One of the big draws of Columbia Pipeline is its large pipeline of growth projects; the company is currently advancing $7.3 billion of commercially secured projects. Those projects bring the combined company’s project backlog up to $24 billion. These are projects that TransCanada wants to make sure it completes on time and on budget, so it can capture the value these projects are intended to create.
Move forward with the next wave
Next, Girling noted,
Fourth, we will advance our $45 billion portfolio of long-term projects.
In addition to the $24 billion in near-term projects TransCanada is currently working to complete, it has another $45 billion in projects it hopes to develop in the future. These are less certain projects, like the Energy East pipeline as well as larger scale natural gas pipeline projects like Prince Rupert Gas Transmission and the Coastal GasLink Project.
While it’s unlikely that all of these projects will eventually be built, TransCanada’s ability to move forward on some of these projects will enable it to continue delivering strong dividend growth over the next decade.
Financing growth the right way
Finally, Girling said,
And fifth and as always, we will continue to finance our business in a way that maximizes our financial strength and flexibility to fund our growth program and to pay a stable and growing dividend.

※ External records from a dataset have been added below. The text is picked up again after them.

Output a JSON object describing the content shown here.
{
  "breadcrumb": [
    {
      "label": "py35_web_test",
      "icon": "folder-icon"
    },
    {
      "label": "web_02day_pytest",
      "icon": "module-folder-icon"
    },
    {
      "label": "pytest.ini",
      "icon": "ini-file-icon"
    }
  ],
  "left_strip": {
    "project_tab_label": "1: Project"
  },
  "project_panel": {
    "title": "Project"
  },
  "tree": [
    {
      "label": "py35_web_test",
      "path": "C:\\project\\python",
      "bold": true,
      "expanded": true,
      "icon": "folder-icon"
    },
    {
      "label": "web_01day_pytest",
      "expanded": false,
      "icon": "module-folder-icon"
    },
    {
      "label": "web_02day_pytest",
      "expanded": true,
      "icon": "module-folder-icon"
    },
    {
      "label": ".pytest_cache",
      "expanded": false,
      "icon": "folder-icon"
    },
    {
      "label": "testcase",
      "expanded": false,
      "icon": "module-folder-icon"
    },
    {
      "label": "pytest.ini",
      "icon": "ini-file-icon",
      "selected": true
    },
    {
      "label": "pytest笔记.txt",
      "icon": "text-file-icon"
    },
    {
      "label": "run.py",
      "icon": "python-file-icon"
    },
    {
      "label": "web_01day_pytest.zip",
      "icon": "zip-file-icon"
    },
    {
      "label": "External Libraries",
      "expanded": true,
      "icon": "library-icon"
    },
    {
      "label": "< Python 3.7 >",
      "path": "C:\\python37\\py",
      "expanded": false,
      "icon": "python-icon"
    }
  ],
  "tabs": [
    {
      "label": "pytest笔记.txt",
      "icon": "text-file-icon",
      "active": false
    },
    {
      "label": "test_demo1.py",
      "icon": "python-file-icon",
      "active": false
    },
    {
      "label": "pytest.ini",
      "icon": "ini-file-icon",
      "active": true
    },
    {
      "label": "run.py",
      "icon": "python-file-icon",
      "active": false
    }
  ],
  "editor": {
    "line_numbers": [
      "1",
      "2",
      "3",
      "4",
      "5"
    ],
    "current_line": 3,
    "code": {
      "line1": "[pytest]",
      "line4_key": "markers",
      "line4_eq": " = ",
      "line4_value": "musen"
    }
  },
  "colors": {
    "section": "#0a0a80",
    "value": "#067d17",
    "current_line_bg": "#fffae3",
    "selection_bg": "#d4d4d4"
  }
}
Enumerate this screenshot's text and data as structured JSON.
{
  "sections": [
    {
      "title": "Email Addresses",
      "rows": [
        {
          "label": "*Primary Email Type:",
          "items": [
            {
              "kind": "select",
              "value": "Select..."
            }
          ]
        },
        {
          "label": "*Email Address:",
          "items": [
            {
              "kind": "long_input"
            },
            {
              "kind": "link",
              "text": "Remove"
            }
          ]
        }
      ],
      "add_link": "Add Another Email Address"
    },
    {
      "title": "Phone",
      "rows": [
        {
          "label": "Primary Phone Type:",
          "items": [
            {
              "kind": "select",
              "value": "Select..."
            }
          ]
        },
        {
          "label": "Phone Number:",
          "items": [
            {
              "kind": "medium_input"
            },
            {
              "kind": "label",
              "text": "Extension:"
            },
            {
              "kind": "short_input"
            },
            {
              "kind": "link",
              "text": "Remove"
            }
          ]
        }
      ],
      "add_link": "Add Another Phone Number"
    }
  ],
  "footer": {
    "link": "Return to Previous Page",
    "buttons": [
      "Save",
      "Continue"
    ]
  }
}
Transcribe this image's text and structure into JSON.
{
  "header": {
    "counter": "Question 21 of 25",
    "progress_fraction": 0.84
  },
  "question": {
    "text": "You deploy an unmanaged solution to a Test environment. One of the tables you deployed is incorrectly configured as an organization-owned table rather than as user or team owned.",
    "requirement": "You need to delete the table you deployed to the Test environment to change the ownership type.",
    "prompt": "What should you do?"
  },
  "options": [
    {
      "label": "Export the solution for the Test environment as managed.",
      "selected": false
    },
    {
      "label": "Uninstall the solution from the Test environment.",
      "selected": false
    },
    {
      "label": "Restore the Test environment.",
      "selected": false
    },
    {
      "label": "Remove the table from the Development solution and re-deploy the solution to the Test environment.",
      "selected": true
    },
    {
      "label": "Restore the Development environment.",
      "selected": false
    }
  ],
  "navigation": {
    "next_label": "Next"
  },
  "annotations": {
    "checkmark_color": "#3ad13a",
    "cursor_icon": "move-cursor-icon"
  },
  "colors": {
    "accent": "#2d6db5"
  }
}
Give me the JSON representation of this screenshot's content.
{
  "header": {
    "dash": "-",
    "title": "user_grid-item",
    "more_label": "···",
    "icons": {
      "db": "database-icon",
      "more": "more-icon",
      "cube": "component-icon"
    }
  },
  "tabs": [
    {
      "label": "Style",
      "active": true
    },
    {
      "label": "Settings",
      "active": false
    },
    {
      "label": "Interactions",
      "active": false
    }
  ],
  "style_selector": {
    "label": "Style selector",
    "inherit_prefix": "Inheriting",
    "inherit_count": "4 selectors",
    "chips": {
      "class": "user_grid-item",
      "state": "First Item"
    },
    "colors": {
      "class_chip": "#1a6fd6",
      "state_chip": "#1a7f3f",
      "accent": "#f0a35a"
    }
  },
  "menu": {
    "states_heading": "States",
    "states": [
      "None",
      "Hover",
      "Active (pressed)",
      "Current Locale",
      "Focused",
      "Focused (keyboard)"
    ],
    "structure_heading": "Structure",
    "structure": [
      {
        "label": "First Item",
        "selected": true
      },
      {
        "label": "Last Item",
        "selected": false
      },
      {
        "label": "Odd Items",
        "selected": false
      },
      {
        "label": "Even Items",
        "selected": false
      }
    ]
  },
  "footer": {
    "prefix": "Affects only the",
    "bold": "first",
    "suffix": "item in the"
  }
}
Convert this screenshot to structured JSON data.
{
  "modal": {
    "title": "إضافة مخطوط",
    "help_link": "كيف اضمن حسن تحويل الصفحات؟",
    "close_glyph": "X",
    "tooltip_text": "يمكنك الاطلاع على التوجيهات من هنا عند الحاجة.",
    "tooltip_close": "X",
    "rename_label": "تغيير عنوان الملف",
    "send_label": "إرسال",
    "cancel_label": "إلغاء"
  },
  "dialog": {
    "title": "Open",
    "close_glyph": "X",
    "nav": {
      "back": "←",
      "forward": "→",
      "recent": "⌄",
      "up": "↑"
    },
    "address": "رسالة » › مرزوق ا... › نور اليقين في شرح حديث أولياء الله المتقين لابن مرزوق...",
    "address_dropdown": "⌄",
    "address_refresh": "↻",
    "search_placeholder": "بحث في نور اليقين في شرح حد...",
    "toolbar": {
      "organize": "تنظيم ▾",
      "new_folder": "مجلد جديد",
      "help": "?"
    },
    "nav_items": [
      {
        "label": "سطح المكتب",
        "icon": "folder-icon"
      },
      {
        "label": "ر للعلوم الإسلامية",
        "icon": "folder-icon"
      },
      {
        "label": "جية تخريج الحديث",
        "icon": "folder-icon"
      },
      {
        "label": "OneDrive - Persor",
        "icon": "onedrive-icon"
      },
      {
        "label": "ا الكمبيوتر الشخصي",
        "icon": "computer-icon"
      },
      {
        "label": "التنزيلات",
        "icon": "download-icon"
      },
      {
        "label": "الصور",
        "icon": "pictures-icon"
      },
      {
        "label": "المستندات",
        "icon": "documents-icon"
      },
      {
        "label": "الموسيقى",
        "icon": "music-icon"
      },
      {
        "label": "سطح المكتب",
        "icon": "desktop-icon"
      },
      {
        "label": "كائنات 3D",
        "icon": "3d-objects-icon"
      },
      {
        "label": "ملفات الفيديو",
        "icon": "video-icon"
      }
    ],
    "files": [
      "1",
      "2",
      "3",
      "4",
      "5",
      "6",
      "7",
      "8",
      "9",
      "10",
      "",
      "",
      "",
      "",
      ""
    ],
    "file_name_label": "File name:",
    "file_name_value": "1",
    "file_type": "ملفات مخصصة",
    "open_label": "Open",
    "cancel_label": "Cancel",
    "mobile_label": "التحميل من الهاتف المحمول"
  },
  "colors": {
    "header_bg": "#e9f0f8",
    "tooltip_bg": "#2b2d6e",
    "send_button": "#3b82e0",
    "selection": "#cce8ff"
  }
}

The final thing Girling wanted investors to know was that TransCanada wouldn’t sacrifice its financial strength in order to grow. Instead, it would use that strength to fund growth, which is what it’s doing with the Columbia Pipeline deal; the company is using equity and asset sales to fund the deal as opposed to piling on a lot of debt.
By prudently using its financial resources, the company remains in a much better position to weather any storm in the energy sector while still delivering dividend growth.